In the simplest implementation of an electrophoretic display, titanium dioxide particles approximately one micrometre in diameter are dispersed in a hydrocarbon oil. A dark-colored dye is also added to the oil, along with surfactants and charging agents that cause the particles to take on an electric charge. This mixture is placed between two parallel, conductive plates separated by a gap of 10 to 100 micrometres. When a voltage is applied across the two plates, the particles will migrate electrophoretically to the plate bearing the opposite charge from that on the particles. When the particles are located at the front (viewing) side of the display, it appears white, because light is scattered back to the viewer by the high-index titania particles. When the particles are located at the rear side of the display, it appears dark, because the incident light is absorbed by the colored dye. If the rear electrode is divided into a number of small picture elements (pixels), then an image can be formed by applying the appropriate voltage to each region of the display to create a pattern of reflecting and absorbing regions.
Electrophoretic displays are considered prime examples of the electronic paper category, because of their paper-like appearance and low power consumption.
Examples of commercial electrophoretic displays include the high-resolution active matrix displays used in the Amazon Kindle, Barnes and Noble Nook, Sony Librie, Sony Reader, and iRex iLiad e-readers. These displays are constructed from an electrophoretic imaging film manufactured by E Ink Corporation. The Motorola MOTOFONE F3 was the first mobile phone to use the technology, in an effort to help eliminate glare from direct sunlight during outdoor use.
Electrophoretic displays can be manufactured using the Electronics on Plastic by Laser Release (EPLaR) process developed by Philips Research to enable existing AM-LCD manufacturing plants to create flexible plastic displays.
In the 1990s another type of electronic paper was invented by Joseph Jacobson, who later co-founded the E Ink Corporation which formed a partnership with Philips Components two years later to develop and market the technology. In 2005, Philips sold the electronic paper business as well as its related patents to Prime View International. This used tiny microcapsules filled with electrically charged white particles suspended in a colored oil. In early versions, the underlying circuitry controlled whether the white particles were at the top of the capsule (so it looked white to the viewer) or at the bottom of the capsule (so the viewer saw the color of the oil). This was essentially a reintroduction of the well-known electrophoretic display technology, but the use of microcapsules allowed the display to be used on flexible plastic sheets instead of glass.
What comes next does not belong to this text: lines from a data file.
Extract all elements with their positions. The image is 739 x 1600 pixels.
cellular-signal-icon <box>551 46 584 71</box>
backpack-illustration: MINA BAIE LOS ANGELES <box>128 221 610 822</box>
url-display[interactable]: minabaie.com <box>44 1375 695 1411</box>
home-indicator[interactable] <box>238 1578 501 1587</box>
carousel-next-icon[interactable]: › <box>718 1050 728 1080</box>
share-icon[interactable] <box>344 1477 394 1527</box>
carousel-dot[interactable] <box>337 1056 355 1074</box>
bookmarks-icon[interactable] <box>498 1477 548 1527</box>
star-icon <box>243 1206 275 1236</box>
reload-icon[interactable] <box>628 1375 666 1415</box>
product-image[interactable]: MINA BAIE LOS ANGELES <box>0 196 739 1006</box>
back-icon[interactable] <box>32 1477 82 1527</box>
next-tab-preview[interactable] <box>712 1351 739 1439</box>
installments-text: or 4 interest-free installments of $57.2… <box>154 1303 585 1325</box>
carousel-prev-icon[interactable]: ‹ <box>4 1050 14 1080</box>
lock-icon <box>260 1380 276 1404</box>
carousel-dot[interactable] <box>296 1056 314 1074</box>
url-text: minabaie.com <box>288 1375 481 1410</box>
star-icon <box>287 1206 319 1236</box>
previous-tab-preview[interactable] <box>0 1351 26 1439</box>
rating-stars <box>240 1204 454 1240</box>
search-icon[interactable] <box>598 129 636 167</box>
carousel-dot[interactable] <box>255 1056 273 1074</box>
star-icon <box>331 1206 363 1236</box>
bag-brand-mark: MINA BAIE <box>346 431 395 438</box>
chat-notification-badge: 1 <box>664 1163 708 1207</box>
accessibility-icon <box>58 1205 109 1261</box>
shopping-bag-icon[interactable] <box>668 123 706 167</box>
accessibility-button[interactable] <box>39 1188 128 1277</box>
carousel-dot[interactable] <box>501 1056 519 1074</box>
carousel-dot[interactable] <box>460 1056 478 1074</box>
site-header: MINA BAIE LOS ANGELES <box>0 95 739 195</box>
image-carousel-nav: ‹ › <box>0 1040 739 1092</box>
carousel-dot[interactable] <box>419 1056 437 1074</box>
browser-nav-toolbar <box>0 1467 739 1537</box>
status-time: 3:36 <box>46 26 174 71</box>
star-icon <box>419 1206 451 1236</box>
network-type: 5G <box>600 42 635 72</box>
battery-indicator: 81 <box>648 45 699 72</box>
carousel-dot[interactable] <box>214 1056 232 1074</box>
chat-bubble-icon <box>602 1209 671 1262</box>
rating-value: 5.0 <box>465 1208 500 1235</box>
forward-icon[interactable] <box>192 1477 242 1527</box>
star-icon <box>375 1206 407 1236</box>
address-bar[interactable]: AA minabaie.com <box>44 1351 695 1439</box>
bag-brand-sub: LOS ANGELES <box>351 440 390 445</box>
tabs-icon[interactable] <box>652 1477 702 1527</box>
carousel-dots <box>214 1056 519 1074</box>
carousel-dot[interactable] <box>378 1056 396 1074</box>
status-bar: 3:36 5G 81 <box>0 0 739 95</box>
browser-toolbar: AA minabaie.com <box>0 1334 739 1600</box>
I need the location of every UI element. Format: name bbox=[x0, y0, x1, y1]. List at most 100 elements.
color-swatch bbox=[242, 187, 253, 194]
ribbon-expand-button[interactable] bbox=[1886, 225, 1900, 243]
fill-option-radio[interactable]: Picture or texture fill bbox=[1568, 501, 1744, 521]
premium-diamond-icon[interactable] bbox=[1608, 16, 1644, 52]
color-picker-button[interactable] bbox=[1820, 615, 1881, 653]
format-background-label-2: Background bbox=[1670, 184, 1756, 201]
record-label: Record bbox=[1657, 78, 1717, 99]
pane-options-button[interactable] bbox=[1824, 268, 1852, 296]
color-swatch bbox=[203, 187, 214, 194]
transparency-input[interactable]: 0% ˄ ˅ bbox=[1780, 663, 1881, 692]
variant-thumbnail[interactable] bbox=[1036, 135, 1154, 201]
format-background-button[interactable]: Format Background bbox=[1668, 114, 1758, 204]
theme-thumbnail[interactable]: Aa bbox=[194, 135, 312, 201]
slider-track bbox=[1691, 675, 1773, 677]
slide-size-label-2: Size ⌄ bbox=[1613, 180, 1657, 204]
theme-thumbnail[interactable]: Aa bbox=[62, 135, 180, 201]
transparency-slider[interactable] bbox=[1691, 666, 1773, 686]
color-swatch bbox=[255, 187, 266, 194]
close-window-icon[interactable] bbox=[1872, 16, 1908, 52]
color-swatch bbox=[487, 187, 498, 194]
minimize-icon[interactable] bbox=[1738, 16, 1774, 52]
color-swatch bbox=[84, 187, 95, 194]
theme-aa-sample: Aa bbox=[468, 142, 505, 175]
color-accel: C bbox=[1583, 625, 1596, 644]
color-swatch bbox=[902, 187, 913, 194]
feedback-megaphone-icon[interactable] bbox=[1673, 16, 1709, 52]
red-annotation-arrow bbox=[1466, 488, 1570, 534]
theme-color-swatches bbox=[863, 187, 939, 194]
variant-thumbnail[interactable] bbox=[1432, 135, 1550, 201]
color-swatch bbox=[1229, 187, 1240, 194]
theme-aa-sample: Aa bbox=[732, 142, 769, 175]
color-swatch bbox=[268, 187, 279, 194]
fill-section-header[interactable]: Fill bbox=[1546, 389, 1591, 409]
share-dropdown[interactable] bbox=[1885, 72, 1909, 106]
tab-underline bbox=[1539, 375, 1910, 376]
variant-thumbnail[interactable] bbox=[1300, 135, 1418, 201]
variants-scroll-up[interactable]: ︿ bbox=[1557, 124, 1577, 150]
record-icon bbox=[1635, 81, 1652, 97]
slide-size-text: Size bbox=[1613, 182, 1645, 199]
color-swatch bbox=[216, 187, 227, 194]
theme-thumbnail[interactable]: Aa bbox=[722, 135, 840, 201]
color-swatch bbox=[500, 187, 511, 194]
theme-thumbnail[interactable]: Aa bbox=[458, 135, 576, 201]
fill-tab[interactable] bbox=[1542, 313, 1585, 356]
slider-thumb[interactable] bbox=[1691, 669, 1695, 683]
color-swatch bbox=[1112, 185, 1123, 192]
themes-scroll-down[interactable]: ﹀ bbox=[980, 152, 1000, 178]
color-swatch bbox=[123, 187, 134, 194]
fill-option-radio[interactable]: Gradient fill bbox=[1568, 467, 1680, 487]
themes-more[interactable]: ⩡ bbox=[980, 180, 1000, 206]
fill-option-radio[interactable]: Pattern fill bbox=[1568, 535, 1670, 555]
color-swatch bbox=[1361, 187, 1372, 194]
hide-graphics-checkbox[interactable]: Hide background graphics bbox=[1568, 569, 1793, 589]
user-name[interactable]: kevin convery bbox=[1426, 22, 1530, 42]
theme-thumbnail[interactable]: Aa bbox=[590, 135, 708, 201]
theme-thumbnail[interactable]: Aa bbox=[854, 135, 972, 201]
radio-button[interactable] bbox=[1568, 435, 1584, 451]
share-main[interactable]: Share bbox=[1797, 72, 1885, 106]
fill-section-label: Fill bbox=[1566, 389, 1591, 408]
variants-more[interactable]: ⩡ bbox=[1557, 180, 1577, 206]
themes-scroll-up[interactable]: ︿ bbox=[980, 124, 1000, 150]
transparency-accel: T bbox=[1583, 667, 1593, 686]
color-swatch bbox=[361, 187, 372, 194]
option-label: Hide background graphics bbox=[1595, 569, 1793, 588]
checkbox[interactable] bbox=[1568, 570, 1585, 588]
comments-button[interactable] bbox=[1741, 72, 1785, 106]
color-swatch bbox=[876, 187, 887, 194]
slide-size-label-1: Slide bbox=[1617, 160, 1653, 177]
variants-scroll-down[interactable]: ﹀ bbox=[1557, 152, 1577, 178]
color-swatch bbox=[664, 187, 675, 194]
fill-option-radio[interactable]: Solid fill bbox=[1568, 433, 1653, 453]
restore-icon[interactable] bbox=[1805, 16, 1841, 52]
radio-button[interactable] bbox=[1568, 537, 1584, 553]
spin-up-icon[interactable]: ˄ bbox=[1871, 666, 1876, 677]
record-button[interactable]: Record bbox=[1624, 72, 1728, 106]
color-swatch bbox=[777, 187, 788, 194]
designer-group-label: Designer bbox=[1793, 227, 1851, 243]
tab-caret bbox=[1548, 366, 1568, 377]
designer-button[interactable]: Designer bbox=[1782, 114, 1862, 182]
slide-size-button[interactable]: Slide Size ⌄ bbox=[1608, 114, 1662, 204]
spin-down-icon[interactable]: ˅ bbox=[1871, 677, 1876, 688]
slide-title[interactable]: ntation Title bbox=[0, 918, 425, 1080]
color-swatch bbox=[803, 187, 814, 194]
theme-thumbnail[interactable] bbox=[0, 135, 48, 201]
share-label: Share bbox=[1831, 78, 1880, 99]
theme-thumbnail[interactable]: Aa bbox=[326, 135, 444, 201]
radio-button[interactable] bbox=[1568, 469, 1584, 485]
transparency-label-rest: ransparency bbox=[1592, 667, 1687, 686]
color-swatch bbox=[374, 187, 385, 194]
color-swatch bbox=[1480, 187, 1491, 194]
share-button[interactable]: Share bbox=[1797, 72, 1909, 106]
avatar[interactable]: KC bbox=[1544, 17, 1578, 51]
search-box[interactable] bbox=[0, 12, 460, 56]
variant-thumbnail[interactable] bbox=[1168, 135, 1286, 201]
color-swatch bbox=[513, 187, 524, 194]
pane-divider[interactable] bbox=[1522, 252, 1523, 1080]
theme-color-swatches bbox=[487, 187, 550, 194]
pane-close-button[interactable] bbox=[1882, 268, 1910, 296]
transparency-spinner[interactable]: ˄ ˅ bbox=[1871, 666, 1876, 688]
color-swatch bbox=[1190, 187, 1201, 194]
One early version of electronic paper consists of a sheet of very small transparent capsules, each about 40 micrometres across. Each capsule contains an oily solution containing black dye (the electronic ink), with numerous white titanium dioxide particles suspended within. The particles are slightly negatively charged, and each one is naturally white.
The microcapsules are held in a layer of liquid polymer, sandwiched between two arrays of electrodes, the upper of which is made transparent. The two arrays are aligned so that the sheet is divided into pixels, which each pixel corresponding to a pair of electrodes situated either side of the sheet. The sheet is laminated with transparent plastic for protection, resulting in an overall thickness of 80 micrometres, or twice that of ordinary paper.
Appearance of pixelsThe network of electrodes is connected to display circuitry, which turns the electronic ink 'on' and 'off' at specific pixels by applying a voltage to specific pairs of electrodes. Applying a negative charge to the surface electrode repels the particles to the bottom of local capsules, forcing the black dye to the surface and giving the pixel a black appearance. Reversing the voltage has the opposite effect - the particles are forced from the surface, giving the pixel a white appearance. A more recent incarnation of this concept requires only one layer of electrodes beneath the microcapsules.